Ora, a mensagem é clara: os comunistas precisam atuar em “todos os ramos da vida social” e arrancar-lhes à burguesia. Quando a esquerda deixa de lado o assunto, as opiniões acerca do futebol, por exemplo, ficam apenas como o monopólio da imprensa capitalista, que, por sua vez, apresenta o que for do interesse dos gigantescos monopólios capitalistas que controlam o mercado futebolístico.
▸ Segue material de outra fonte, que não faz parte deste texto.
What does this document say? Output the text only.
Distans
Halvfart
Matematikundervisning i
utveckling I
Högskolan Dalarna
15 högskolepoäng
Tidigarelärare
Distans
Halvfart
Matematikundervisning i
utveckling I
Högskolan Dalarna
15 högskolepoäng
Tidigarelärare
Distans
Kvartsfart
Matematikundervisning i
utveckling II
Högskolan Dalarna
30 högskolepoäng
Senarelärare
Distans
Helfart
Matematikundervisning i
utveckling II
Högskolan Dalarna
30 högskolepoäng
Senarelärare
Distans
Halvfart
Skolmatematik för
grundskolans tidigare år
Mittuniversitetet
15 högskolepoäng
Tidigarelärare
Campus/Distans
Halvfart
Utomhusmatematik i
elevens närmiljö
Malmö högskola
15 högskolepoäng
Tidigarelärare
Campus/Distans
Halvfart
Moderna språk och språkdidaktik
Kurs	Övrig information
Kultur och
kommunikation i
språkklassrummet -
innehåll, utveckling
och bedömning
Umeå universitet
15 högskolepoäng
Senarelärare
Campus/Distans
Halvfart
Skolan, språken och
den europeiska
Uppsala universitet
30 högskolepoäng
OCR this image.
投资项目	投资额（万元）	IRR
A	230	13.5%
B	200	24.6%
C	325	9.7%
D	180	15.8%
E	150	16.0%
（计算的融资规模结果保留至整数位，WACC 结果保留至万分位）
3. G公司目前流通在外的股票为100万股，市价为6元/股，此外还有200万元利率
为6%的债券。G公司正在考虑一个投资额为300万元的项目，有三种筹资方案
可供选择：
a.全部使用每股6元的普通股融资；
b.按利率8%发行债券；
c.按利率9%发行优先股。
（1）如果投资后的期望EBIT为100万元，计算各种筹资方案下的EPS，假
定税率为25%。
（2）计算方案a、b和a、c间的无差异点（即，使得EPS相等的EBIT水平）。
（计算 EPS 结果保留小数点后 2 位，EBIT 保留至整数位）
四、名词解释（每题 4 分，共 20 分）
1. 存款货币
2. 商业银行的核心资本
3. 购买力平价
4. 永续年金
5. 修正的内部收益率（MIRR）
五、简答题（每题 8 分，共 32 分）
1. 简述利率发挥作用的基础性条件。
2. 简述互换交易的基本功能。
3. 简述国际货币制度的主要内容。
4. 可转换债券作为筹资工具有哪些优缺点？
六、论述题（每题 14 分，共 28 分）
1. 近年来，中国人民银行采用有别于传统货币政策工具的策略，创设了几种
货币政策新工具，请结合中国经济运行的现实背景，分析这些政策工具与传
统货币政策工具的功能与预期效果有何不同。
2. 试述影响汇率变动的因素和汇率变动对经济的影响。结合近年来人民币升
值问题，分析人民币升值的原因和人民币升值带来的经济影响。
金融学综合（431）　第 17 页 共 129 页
Lênin ainda explica que, diante da crise capitalista, em todos os domínios da vida social, “acumulam-se matérias inflamáveis e criam-se numerosas causas de conflito, de crises e de agravamento da luta de classes. Nós não sabemos, nem podemos saber, qual é a fagulha — nesta massa de fagulhas que atualmente cintilam por todo o lado e em todos os países, sob a influência da crise econômica e política mundial — que poderá atear o incêndio provocando o despertar das massas”. Quer dizer, em qualquer aspecto que se possa imaginar da vida social, tudo pode ser motivo para impulsionar a luta das massas oprimidas contra os exploradores.

No futebol, isso fica muito claro. No esporte mais popular do mundo, estão em constante conflito os interesses de classe mais variados. Uma criação da classe operária, o futebol se tornou, atualmente, um dos principais mercados capitalistas do mundo, envolvendo negócios mais lucrativos do que muito ramos da indústria. Criou-se, assim, um processo de dominação do esporte pelo imperialismo, que prejudica o desenvolvimento do esporte e serve como mais uma máquina de rapina e espoliação dos países pobres pelos monopólios capitalistas.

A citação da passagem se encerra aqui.